Guitarist Roberto Pianca,
whose palette, in Third Reel, embraces thick post-Hendrix distortion as well as delicate Jim Hall filigree, was born in 1984. He studied at the Scuola di Musica Moderna in Lugano and the Amsterdam Conservatory and privately in New York with saxophonist John O'Gallagher and pianist Russ Lossing. Active in jazz, contemporary classical, folk and rock contexts he has played and worked with a wide variety of artists including Joey Baron, Savina Yannatou, Sienna Dahlen, Yuri Goloubev, Jake Saslow, Colin Stranahan, Ben Syversen, Flin Van Hemmen, Dan Kinzelman, Stefano Senni, Otto Tausk, Wiek Hijmans, Tim Brady, Seth Josel and many others.
Nicolas Masson,
born 1972, dived into improvised music at the deep end, at 20 encountering Cecil Taylor and J. R. Mitchell in New York and subsequently studying with Frank Lowe and Makanda Ken McIntyre. “It gave me insights into the relationship of free playing and the jazz tradition that might otherwise have been difficult to access as a European.” Back in Geneva he studied at the Conservatoire Populaire de Musique and took masterclasses with Lee Konitz, Dave Douglas and Misha Mengelberg. Most of his own bands have been international in line-up and he made his recording debut as a leader with his New York quartet with Russ Johnson, Eivind Opsvik and Mark Ferber. Later incarnations of the quartet featured Gerald Cleaver and Ted Poor. His band Parallels with Colin Vallon, Patrice Moret and Lionel Friedli recorded for Clean Feed in 2009, and the following year, he assembled a new band with Ben Monder, Patrice Moret and Ted Poor.

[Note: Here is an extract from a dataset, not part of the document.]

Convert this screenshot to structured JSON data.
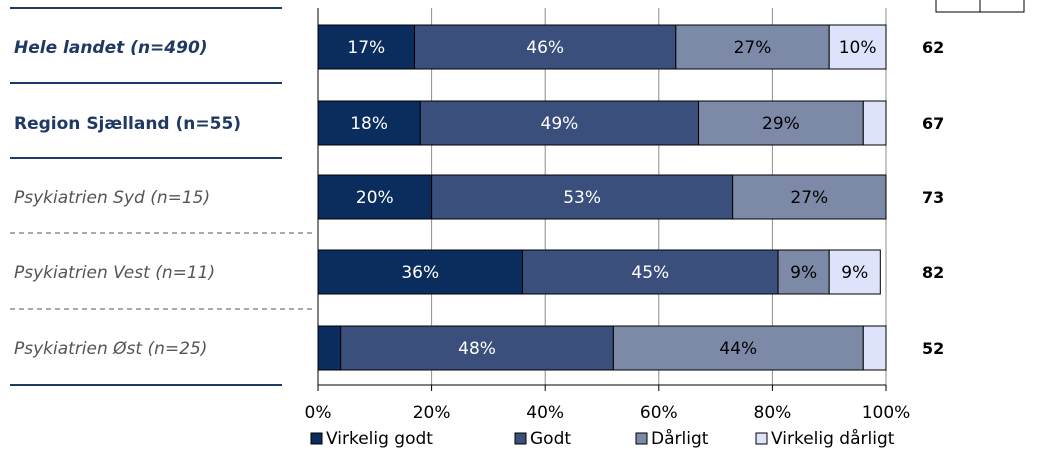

A leading figure on the Swiss new jazz scene, Masson has worked with a broad international cast of musicians including Kenny Wheeler, Josh Roseman, Kris Davis, Otomo Yoshihide, Tom Arthurs, Scott DuBois and many more. Masson’s bold and resolute tenor sax variously fronts Third Reel’s sound, hews closely to the guitar lines or agitates inside the group texture. “In this group you can take chances and know that you can trust your colleagues to support you and develop the musical ideas that arise.”